L’uomo è ritenuto responsabile di ricettazione e detenzione illegale di arma comune da sparo

Nelle prime ore del mattino, a Mondragone (Caserta), i militari della Compagnia di Molinella, coadiuvati da personale dell’Arma locale, hanno eseguito un’ordinanza di custodia cautelare in carcere emessa su richiesta della Procura di Bologna, dal locale Gip del Tribunale di Bologna nei confronti di un autotrasportatore italiano di anni 46, ritenuto responsabile dei reati di ricettazione e detenzione illegale di arma comune da sparo.

L’attività dei Carabinieri è stata avviata nel decorso mese di ottobre, allorché veniva denunciato un furto di munizionamento avvenuto presso il centro di smistamento di una società di spedizioni all’interno dell’Interporto di Bentivoglio.

Lavorando su tale episodio i Carabinieri hanno potuto acclarare come la medesima società coinvolta, nelle settimane precedenti, fosse già rimasta vittima di analoghi reati, apparentemente commessi presso altri centri di smistamento sul territorio nazionale, dove i fatti erano stati denunciati, ma in realtà commessi tutti, come i Carabinieri hanno accertato, presso l’interporto di Bentivoglio. Tra i furti, anche quello di 3 pistole.

È stata avviata così un’attività di videoripresa del sito della società presso l’interporto di Bentivoglio, nel corso della quale è stato documentato il nuovo furto di una pistola da parte di un dipendente della società, 36/enne del luogo, il quale, dopo averla asportata, provvedeva ad occultare l’arma in una zona boschiva del comune di Cento (in provincia di Ferrara).

Monitorando quest’ultimo, i Carabinieri hanno così ricostruito i suoi rapporti con un autotrasportatore napoletano (arrestato), con il quale pattuiva la vendita della pistola per la somma 800 euro. A conferma del loro stretto rapporto, i Carabinieri hanno accertato che un’altra pistola, tra quelle rubate precedentemente all’interporto di Bentivoglio, era stata ceduta dal magazziniere a quest’ultimo.

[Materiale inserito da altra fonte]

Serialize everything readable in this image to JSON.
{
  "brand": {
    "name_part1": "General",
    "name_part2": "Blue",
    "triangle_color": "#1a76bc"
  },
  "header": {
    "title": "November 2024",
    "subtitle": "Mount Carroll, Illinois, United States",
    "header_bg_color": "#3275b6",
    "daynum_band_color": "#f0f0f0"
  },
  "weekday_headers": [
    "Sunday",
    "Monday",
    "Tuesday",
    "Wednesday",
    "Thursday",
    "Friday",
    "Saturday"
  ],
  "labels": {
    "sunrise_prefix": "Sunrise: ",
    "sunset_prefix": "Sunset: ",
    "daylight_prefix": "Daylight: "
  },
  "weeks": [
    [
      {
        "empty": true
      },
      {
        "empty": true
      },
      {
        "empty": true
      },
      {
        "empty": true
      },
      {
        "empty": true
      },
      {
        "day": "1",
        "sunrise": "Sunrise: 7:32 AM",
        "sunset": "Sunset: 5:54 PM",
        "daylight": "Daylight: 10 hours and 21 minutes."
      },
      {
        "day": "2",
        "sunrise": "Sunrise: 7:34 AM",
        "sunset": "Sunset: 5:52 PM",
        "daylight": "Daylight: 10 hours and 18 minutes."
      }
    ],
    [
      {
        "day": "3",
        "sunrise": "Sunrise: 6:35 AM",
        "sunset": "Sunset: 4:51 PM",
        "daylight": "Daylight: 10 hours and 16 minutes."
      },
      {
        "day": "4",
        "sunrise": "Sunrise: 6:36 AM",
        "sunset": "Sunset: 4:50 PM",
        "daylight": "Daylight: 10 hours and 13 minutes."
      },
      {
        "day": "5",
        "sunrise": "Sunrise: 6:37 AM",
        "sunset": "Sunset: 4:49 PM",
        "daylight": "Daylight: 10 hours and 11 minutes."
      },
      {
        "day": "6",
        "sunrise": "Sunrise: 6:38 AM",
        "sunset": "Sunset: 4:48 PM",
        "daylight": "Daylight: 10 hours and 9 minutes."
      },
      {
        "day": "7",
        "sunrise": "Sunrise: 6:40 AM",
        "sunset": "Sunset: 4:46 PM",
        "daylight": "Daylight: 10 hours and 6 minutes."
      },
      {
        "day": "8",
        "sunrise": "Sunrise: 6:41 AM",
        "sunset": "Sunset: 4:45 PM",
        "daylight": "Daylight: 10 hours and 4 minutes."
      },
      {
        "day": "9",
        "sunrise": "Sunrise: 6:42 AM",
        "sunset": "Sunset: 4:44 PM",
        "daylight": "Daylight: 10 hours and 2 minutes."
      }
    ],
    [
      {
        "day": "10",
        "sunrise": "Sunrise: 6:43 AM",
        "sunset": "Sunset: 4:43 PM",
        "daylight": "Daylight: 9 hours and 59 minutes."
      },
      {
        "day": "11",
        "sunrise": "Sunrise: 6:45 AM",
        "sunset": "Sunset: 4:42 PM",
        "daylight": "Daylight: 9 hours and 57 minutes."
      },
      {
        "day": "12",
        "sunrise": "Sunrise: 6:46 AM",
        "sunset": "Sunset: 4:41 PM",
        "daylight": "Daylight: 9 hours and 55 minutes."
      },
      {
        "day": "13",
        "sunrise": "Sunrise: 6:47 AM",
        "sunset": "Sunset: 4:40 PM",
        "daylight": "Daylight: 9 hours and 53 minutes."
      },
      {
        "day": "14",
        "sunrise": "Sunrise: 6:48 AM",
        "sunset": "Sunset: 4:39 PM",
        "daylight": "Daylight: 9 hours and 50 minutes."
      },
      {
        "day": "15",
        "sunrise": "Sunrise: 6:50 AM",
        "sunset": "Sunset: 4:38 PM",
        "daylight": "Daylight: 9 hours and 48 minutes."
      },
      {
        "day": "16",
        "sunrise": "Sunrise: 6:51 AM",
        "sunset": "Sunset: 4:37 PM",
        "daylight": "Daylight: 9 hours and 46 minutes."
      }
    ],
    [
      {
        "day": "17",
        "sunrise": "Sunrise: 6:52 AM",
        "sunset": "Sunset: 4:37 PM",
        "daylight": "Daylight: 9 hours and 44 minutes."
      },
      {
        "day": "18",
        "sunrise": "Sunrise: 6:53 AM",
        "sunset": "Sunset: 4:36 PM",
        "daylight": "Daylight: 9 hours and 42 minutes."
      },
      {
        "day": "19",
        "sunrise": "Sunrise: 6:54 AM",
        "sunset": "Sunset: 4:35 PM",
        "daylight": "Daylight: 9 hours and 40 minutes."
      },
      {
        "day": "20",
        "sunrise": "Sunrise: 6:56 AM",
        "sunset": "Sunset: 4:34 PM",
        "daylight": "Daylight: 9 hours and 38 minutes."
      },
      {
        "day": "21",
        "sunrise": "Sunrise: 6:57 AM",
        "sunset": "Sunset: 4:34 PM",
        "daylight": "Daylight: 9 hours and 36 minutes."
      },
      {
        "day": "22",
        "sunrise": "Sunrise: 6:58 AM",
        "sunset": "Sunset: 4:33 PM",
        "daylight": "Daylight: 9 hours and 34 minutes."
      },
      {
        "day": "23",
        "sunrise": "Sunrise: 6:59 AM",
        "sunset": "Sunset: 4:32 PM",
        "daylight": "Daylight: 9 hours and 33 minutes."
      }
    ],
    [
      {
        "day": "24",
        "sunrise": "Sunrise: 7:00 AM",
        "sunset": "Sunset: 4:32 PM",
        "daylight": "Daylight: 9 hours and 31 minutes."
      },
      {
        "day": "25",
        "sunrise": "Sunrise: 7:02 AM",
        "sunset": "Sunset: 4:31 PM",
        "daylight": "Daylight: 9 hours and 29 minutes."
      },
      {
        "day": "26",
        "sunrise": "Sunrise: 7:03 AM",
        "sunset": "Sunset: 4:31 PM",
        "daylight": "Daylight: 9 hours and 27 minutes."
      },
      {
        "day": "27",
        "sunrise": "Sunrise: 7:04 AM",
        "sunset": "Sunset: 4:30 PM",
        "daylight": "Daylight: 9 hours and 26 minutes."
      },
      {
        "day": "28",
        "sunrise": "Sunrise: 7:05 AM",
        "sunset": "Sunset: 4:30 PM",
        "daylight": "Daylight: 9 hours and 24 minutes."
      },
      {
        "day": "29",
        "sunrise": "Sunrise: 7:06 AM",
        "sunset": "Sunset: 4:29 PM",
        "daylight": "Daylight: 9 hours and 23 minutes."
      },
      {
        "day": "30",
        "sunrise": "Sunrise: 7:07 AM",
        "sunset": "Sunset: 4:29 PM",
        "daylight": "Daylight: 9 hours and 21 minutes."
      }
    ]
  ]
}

L’autotrasportatore, a sua volta, si adoperava per consegnare l’arma ad altro soggetto, aderente al clan di camorra degli “scissionisti”, a cui come contropartita, chiedeva di incendiare i mezzi di una società di spedizione del napoletano, il cui titolare era ritenuto colpevole di non aver onorato un debito contratto con l’autotrasportatore.

L’intervento dei Carabinieri ha consentito di impedire la consumazione dell’ulteriore reato, nonché il recupero dell’ultima pistola rubata, di un consistente quantitativo di munizioni e di altro materiale, tra cui profumi e preziosi del valore di circa 100.000 euro, asportati all’interno dell’interporto dal magazzino della medesima società di spedizione.

L’autotrasportatore arrestato andrà in carcere. Al vaglio dell’Autorità Giudiziaria la posizione del magazziniere autore dei furti e degli altri soggetti coinvolti.